Los incas sufrieron el primer tiempo, tuvieron la posesión del balón, pero la táctica colombiana obligó a que ese control no sirviera. Se hizo de lado a lado en la zona defensiva, con los defensores siempre levantando la cabeza buscando un espacio, pero al ver la muralla amarilla optaban por lanzar un pelotazo dividido, para que Guerrero intentara bajar el esférico y crear opciones cerca a la portería de David Ospina. Sin embargo, la única aproximación de los peruanos fue a los 39 minutos. Centro de Carrillo y cabezazo desviado de Guerrero. 

Los colombianos, que salieron con un 4-4-2, apostando por Duván Zapata y Falcao en el ataque, tuvieron en el delantero caucano el jugador más incisivo. El jugador de la Sampdoria corrió como nunca había corrido, metió el alma y dejó las piernas en el terreno de juego para ser la pareja perfecta del ariete del Mónaco. No solo lo fue, sino se erigió como figura. Brilló con luz propia y fue el que generó las aproximaciones del combinado nacional. Rápidamente se ganó el cariño de un pueblo, que a lo largo de los 90 minutos se mordió los dedos, se cogió la cabeza, pero nunca perdió la ilusión. 

Y esa esperanza creció al minuto 55, pase forzado de Falcao a James. El mediocampista sacó un remate rastrero al palo izquierdo de Gallese y gol. Como hace cinco años volvía a marcar en la capital peruana, pero este tanto hinchó el pecho de los colombianos y desgarró sus gargantas. Fue una anotación que hizo volar a todo un pueblo a Rusia, a vislumbrar sus estadios y a conocer un poco más de esa cultura maravillosa que tiene el gigante europeo. Muchos levitaron, se sintieron en las nubes con ese disparo de James que terminó en el fondo de la red de un estadio Nacional que enmudeció.

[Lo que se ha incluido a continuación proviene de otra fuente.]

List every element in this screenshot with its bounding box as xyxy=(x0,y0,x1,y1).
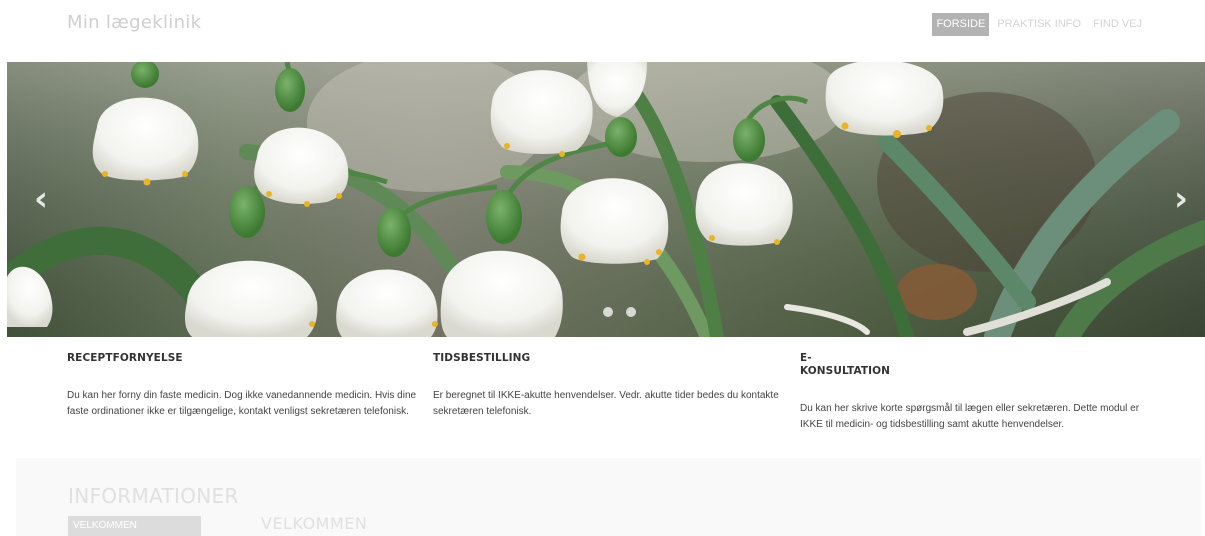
carousel-dot-1[interactable] xyxy=(603,307,613,317)
nav-forside[interactable]: FORSIDE xyxy=(932,13,990,36)
tidsbestilling-text: Er beregnet til IKKE-akutte henvendelser… xyxy=(433,390,779,417)
e-konsultation-text: Du kan her skrive korte spørgsmål til læ… xyxy=(800,403,1140,430)
e-konsultation-section: E-KONSULTATION Du kan her skrive korte s… xyxy=(800,352,1155,433)
chevron-left-icon[interactable]: ‹ xyxy=(29,182,53,216)
receptfornyelse-section: RECEPTFORNYELSE Du kan her forny din fas… xyxy=(67,352,422,420)
tidsbestilling-section: TIDSBESTILLING Er beregnet til IKKE-akut… xyxy=(433,352,788,420)
chevron-right-icon[interactable]: › xyxy=(1169,182,1193,216)
informationer-title: INFORMATIONER xyxy=(68,484,239,508)
receptfornyelse-heading[interactable]: RECEPTFORNYELSE xyxy=(67,352,422,365)
e-konsultation-heading[interactable]: E-KONSULTATION xyxy=(800,352,890,378)
tidsbestilling-heading[interactable]: TIDSBESTILLING xyxy=(433,352,788,365)
nav-praktisk-info[interactable]: PRAKTISK INFO xyxy=(993,13,1085,36)
hero-carousel: ‹ › xyxy=(7,62,1205,337)
site-logo[interactable]: Min lægeklinik xyxy=(67,12,201,33)
carousel-indicators xyxy=(603,307,636,317)
nav-find-vej[interactable]: FIND VEJ xyxy=(1089,13,1146,36)
tab-velkommen[interactable]: VELKOMMEN xyxy=(68,516,201,536)
informationer-section: INFORMATIONER VELKOMMEN VELKOMMEN xyxy=(16,458,1201,536)
snowdrop-flowers-photo xyxy=(7,62,1205,337)
main-nav: FORSIDE PRAKTISK INFO FIND VEJ xyxy=(932,13,1146,36)
site-header: Min lægeklinik FORSIDE PRAKTISK INFO FIN… xyxy=(0,0,1205,62)
velkommen-heading: VELKOMMEN xyxy=(261,514,368,533)
receptfornyelse-text: Du kan her forny din faste medicin. Dog … xyxy=(67,390,417,417)
carousel-dot-2[interactable] xyxy=(626,307,636,317)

A la vez llegaron los goles de Brasil. Colombia contramarcaba el tiquete. Nunca estuvo por fuera a lo largo de los 90 minutos. Paulinho y Gabriel Jesus enterraban en Sao Paulo al seleccionado chileno, que tenían puestos sus ojos en Lima. En el resultado de Colombia, pero apareció la viveza de Paolo Guerrero. Cobró un tiro libre que era inderecto de manera directa al minuto 75 y Ospina, que voló para intentar contener el balón, lo tocó y habilitó la jugada. Gol de Perú y llanto del campeón de América. Hasta el minuto 90 se mantuvo el sufrimiento, la angustia. Pero cuando Perú se dio cuenta que el resultado le servía paró los ataques. Hizo pases de lado a lado como al inicio del partido y fin. Colombia al Mundial de Rusia 2018.